Ma la Suprema Corte ha ritenuto il ricorso nel suo complesso infondato, ponendo in rilievo che “era stato creato un vero e proprio sistema illecito, incentrato sul pervasivo ruolo del Sindaco Alfieri e sulla posizione egemone della società Dervit s.p.a., che poteva fruire dell’aggiudicazione di appalti all’esito di gare connotate da condotte illecite di tipo collusivo, volte a soddisfare i desiderata del Sindaco, a scapito dell’autonomia dell’operato degli organi tecnici” evidenziando che “proprio il Sindaco Alfieri aveva palesato in vario modo l’intendimento di sottrarsi alla possibile scoperta di elementi probatori a carico di lui e degli altri soggetti coinvolti nell’illecito sistema, essendo stato colto a scambiare messaggi a mezzo di ‘pizzini’, a controllare se fossero stati installati strumenti per operazioni d’intercettazione e ad effettuare vere e proprie attività di bonifica. Si è prospettato che anche i soggetti che operavano nel Comune, con ruoli direttivi e tecnici, subivano l’influenza dominante del Sindaco e che di ciò erano espressione sia le condotte da ciascuno tenute nelle fasi di predisposizione delle gare sia le dichiarazioni compiacenti da essi rese nel corso delle indagini, a dimostrazione di un intendimento diffuso di celare elementi di prova. Tale quadro è stato delineato nella prospettiva di desumerne un’azione inquinante a vantaggio di tutti coloro che facevano parte di quel sistema, compresi gli esponenti di Dervit, in particolare l’amministratore della società De Rosa e D’Auria”. 
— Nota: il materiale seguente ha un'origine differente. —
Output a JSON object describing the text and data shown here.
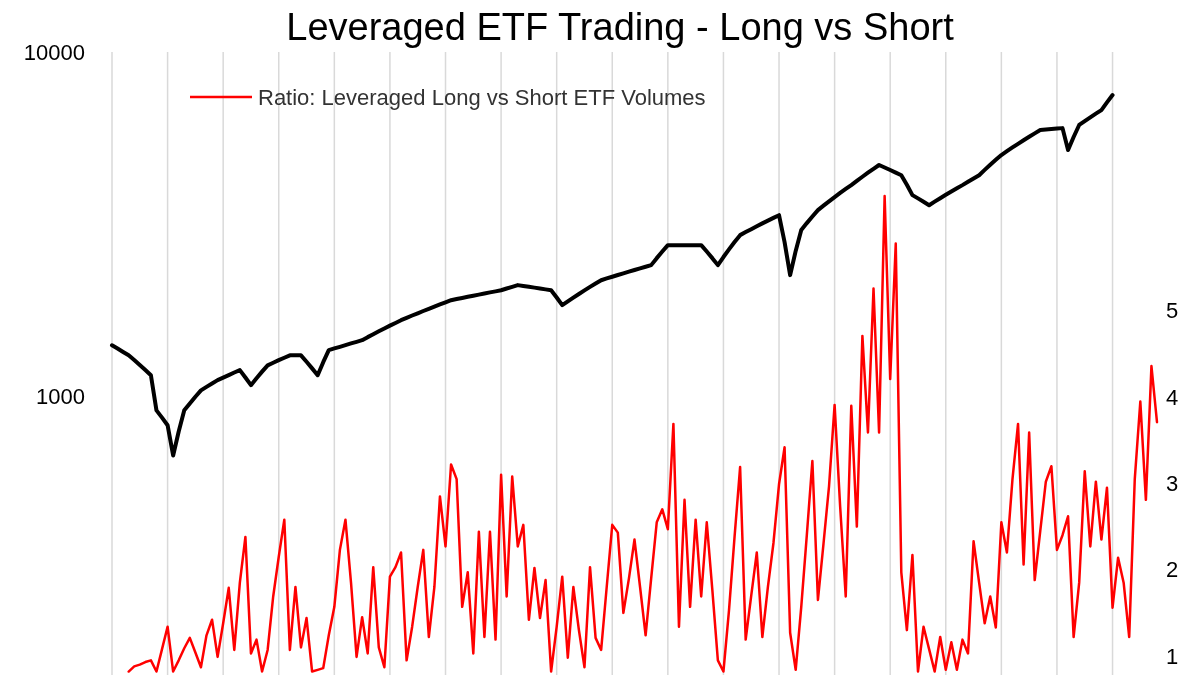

Gli Ermellini continuano evidenziando che “non illogicamente, nell’ordinanza impugnata si dà rilievo al pieno coinvolgimento del ricorrente nel sistema illecito, che ruotava intorno alla figura del Sindaco Alfieri, coadiuvato dagli stretti collaboratori, e alla società Dervit, i cui esponenti avevano assunto un ruolo egemone nell’acquisizione di appalti pubblici nel settore: è stato dunque rilevato come il coinvolgimento di D’Auria sottendesse uno stretto rapporto fiduciario con De Rosa e una specifica capacità di azione, che consentiva al ricorrente di operare all’interno del consolidato rapporto collusivo. Il protrarsi e la rilevanza delle condotte illecite ravvisate ha dunque condotto il Tribunale a ritenere che il ricorrente fosse in grado di agire per il conseguimento di illeciti interessi sulla base di una strategia correlata a tale obiettivo in quell’ambito territoriale”. 

Sulla scorta di ciò, la Suprema Corte nel rigettare il ricorso conclude: “La capacità e l’attitudine del ricorrente vale dunque a connotare la concretezza del pericolo in relazione ad una strategia imprenditoriale consolidata, mentre con riguardo all’attualità dello stesso non può non rimarcarsi la sussistenza di quel sistema. Né in senso contrario può valorizzarsi la circostanza che il ricorrente abbia rinunciato al ruolo di direttore tecnico e che gli sia stata revocata la procura speciale in precedenza rilasciatagli: il ricorrente continua ad essere dipendente della società Dervit, nell’interesse della quale aveva agito nel quadro di uno stretto rapporto fiduciario, non potendosi dunque ritenere, in assenza di un segnale inequivoco circa un’effettiva e piena presa di distanza da quell’operatività e da quel quadro di interessi che sia venuto meno il pericolo di reiterazione (…). Va rilevato come il sistema delineato fosse risultato operante per lungo tempo, essendo dunque necessario precludere una piena libertà di movimento e di contatti tra i protagonisti, onde disarticolare quel tipo di operatività illecita”.